По сути, Евреинов попытался посмотреть на театр с точки зрения самого театра, как Гуссерль в те же годы феноменологически рефлексивно смотрел на сознание, Дильтей с точки зрения переживания – на человеческую жизнь и историю, а Лукач с марксистской точки зрения – на сам марксизм. В статье «Театрократия» Евреинов ставил задачей театру не отражение «правды жизни» и не исправление нравов, а удовлетворение желания к преображению «Я» [170], к театральному инсценированию не осуществимых в социальной жизни фантазмов.
Евреинов считал, что такое главное назначение театра как искусства не может быть достигнуто путем эстетизации действительности: «Что мне толку в эстетике, когда она мешает мне творить свободно другую жизнь, быть может даже наперекор тому, что называется хорошим вкусом, творить, чтобы противопоставить мой мир навязанному мне, творить совсем с иной целью, чем творится произведение искусства! Последнее имеет в виду эстетическое наслаждение, произведение же театральности – наслаждение от произвольного преображения, быть может эстетического, а быть может и нет, что не важно» [171]. Поэтому он определял свою концепцию как преэстетизм – «искание смысла жизни вне прекрасного в строго эстетическом отношении» [172].
Евреинов радикально отказывался от философии субъекта и от эстетики, построенной на учении о его психических способностях. Чтобы добраться до подлинного смысла человеческого существования, необходимо изначально, пользуясь феноменологическим языком, выключить натуральное эго. Смысл этот, по Евреинову, – стать Другим, претерпеть становление Другим, как мы могли бы сказать сегодня словами Жиля Делеза. Становление Другим имплицирует единственно обоснованную этику Другого, отсутствие которой – фундаментальный изъян большинства философских доктрин XIX–XX вв.
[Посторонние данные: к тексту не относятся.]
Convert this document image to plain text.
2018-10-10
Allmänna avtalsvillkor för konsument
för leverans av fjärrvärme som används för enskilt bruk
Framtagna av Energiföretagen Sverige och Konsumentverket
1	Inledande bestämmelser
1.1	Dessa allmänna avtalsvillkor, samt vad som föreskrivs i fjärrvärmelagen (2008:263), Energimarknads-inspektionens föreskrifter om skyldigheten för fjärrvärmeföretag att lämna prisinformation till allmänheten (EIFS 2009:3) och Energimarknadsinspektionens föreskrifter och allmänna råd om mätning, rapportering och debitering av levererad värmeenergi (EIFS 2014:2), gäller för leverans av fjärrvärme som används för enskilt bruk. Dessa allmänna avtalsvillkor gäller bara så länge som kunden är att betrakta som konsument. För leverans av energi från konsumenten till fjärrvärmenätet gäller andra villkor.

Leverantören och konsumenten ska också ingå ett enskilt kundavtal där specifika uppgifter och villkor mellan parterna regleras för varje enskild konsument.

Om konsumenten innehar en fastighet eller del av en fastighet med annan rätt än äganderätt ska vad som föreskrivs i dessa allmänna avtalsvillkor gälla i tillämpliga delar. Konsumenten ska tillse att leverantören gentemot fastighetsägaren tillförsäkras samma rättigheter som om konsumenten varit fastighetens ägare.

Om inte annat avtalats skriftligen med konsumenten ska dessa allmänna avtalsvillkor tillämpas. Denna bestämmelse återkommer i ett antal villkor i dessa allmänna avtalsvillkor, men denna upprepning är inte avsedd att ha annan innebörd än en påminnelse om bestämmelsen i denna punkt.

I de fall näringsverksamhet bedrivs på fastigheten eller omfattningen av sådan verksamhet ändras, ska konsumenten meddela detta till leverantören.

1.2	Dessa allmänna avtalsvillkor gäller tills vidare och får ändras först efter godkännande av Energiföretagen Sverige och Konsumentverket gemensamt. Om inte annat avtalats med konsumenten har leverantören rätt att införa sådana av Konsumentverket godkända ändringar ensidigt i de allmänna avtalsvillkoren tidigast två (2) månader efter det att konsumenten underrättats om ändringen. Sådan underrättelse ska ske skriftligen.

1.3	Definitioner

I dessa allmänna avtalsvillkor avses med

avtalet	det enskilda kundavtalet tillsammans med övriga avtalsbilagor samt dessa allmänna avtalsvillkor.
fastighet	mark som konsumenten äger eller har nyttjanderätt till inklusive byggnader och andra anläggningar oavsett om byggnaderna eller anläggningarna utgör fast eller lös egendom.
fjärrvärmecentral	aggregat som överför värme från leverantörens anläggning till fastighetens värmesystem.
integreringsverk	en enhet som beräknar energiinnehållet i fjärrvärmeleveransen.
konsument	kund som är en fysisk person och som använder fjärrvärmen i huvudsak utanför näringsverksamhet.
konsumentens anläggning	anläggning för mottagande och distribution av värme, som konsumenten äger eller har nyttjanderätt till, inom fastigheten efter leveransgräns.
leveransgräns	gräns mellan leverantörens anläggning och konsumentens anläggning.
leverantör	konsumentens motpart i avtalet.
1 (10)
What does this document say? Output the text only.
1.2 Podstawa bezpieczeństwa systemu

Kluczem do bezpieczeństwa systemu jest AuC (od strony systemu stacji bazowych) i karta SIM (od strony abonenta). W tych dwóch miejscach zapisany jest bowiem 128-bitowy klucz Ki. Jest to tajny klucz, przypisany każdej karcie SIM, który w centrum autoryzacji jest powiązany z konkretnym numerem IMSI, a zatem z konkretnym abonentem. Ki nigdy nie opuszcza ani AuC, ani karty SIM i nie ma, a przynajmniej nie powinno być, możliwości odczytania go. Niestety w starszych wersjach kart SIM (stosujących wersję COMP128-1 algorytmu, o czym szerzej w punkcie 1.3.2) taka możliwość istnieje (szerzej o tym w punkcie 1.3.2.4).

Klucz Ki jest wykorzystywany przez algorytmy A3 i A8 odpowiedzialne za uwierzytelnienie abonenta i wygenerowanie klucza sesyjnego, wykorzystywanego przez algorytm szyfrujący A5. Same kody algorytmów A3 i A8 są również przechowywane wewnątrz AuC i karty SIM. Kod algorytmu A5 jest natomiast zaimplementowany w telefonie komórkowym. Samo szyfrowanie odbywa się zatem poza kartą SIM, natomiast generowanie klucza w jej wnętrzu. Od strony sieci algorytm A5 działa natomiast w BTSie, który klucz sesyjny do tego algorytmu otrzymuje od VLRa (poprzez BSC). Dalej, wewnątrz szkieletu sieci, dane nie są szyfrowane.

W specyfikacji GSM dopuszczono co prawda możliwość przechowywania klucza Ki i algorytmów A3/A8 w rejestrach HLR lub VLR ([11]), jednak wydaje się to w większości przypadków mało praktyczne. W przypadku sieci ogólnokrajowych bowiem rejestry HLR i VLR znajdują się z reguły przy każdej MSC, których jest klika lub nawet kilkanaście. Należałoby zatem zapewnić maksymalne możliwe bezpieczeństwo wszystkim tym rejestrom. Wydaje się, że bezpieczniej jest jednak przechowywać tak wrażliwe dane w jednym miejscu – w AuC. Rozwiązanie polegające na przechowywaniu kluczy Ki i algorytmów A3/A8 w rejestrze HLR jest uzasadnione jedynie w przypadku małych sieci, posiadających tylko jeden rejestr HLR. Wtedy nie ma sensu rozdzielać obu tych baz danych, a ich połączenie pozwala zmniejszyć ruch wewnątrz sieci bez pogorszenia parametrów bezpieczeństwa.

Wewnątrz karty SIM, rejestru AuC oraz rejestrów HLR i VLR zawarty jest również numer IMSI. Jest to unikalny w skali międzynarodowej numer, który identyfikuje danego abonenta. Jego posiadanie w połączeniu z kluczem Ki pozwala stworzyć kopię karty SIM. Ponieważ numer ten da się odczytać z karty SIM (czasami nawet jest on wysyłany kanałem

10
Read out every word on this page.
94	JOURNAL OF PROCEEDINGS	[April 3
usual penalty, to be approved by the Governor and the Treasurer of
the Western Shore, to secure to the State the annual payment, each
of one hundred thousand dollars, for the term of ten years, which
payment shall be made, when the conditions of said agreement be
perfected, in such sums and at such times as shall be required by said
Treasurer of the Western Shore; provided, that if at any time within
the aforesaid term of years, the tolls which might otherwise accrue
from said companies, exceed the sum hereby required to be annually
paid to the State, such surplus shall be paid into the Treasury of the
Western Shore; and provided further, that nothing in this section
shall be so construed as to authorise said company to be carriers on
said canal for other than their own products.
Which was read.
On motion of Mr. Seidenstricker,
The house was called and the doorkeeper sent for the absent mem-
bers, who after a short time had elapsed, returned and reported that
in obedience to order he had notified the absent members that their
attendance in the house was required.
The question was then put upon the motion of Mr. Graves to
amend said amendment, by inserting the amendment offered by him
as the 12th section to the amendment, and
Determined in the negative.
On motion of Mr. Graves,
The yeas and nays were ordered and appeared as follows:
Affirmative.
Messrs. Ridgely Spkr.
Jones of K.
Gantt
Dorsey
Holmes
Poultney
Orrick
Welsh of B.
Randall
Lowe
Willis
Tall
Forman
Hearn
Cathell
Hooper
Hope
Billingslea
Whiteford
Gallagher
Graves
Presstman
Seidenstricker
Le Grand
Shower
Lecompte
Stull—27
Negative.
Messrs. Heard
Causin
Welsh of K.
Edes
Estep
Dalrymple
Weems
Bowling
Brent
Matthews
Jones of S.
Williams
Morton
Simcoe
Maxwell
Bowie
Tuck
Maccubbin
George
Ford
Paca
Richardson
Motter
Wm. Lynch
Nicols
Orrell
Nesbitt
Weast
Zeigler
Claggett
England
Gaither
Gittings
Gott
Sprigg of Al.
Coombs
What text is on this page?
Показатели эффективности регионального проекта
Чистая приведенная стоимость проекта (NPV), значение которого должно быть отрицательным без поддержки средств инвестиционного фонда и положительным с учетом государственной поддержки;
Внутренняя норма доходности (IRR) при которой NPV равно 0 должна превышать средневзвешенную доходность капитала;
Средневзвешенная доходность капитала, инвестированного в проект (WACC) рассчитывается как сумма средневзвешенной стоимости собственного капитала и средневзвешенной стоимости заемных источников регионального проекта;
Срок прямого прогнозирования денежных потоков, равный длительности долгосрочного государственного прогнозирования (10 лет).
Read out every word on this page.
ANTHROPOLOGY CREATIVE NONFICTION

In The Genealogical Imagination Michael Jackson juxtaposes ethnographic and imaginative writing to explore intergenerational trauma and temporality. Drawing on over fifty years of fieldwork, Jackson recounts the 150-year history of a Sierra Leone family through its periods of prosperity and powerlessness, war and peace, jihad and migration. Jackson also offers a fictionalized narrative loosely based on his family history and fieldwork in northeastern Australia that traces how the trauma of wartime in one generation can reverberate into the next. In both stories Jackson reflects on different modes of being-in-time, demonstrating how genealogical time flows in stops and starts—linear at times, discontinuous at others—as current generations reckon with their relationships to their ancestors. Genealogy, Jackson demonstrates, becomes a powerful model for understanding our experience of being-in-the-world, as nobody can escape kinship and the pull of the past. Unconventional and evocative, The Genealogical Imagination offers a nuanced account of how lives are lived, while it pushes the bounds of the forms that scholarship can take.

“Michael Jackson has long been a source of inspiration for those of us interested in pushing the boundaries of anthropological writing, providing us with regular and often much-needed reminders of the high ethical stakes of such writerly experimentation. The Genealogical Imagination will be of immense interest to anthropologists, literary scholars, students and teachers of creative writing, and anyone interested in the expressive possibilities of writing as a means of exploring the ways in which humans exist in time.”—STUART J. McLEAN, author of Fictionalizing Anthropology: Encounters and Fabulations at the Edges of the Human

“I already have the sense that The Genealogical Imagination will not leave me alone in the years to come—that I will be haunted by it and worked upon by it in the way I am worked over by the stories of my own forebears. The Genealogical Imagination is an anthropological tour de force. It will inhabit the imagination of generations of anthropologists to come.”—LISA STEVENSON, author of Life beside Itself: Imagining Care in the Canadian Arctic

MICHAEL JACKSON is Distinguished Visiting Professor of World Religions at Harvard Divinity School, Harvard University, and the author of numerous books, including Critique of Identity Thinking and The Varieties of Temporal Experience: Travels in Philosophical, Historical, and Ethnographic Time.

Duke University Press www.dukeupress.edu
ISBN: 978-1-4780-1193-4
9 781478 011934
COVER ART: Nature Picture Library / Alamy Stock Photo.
Подозрение к натуральному «Я» роднит подход Евреинова с психоанализом. В двух его статьях описан метод своеобразной социальной психотерапии, которую он называет театротерапией [173]. Речь идет о постановке спектакля в школе, где мальчики ухаживали за одной девочкой, а она дурачила большинство из них, предпочитая одного. Сложилась травматическая ситуация, и учитель предложил разыграть эту реальную ситуацию по ролям, чтобы дети выражали в театральных образах собственные характеры и близкую по смыслу историю Коломбины и ее поклонников. Результат был феноменальный – напряжение ушло, все стали близкими друзьями, а вопрос о сексуальных приоритетах и обманах более не возникал. Евреинов видит в этом примере образование третьего рода театральной маски наряду с маской психологической (когда актер играет другие характеры) и прагматической (когда он играет самого себя) – автобио-реконструктивной. Новая маска дает, по Евреинову, возможность «явить на подмостках театра себя самих в повторении действительно случившегося с ними» [174].
При этом повтор понимается здесь как отклонение (denegation) травматической реальности, подвешивание (suspension) ситуации и символическое ее разрешение. Актеры идеально претерпевают фрустрацию непризнания, контролируя тиранический образ путем своеобразного договора. Общим условием подобного театра является участие в постановке всех, в том числе и зрителей.
Обращение Евреинова вслед за Ницше к античной трагедии как к прообразу такого театра закономерно. Главное формальное сходство – роль хора, делающая условным и ситуативным разделение на актеров и зрителей. В подобном театре разыгрывается не какой-то банальный сценарий с моралистическим выводом, а ситуация реальной трагической неразрешимости, в которую попадали или могут попасть участники постановки в своей жизни. Однако в действительности никто не умирает (по крайней мере, здесь и теперь), герои переживают лишь «малую смерть», осознают принципиальную трансцендентную конечность бытия, претерпевают становление Другим и максимально возможное наслаждение в открывающемся таким образом новом экзистенциальном горизонте.
Евреинов писал в «Инвенциях о смерти»:
«Когда слишком занят театром, некогда как следует поразмыслить о смерти. Если и думаешь о ней, то все по счастливой инерции, в “плане театральности”. […] Например, лежишь бледный, с загадочными глазами, восковая рука прижалась к сердцу в предсмертной муке, а на эффектно страдальческих устах улыбка… красивый вздох… ироническое “до свиданья, господа”… в ногах рыдает белокурая возлюбленная… перед тобой мать в темной шали, с тонким батистовым платком и п ересекающимся голосом – “мой сын!”… А то много друзей, знакомых, преданный слуга с заплаканными глазами и красным носом, а ты вперил свой взор горе и мелодично-хрипло просишь “свету, больше свету” или что-нибудь вроде этого… Хорошо!..» [175].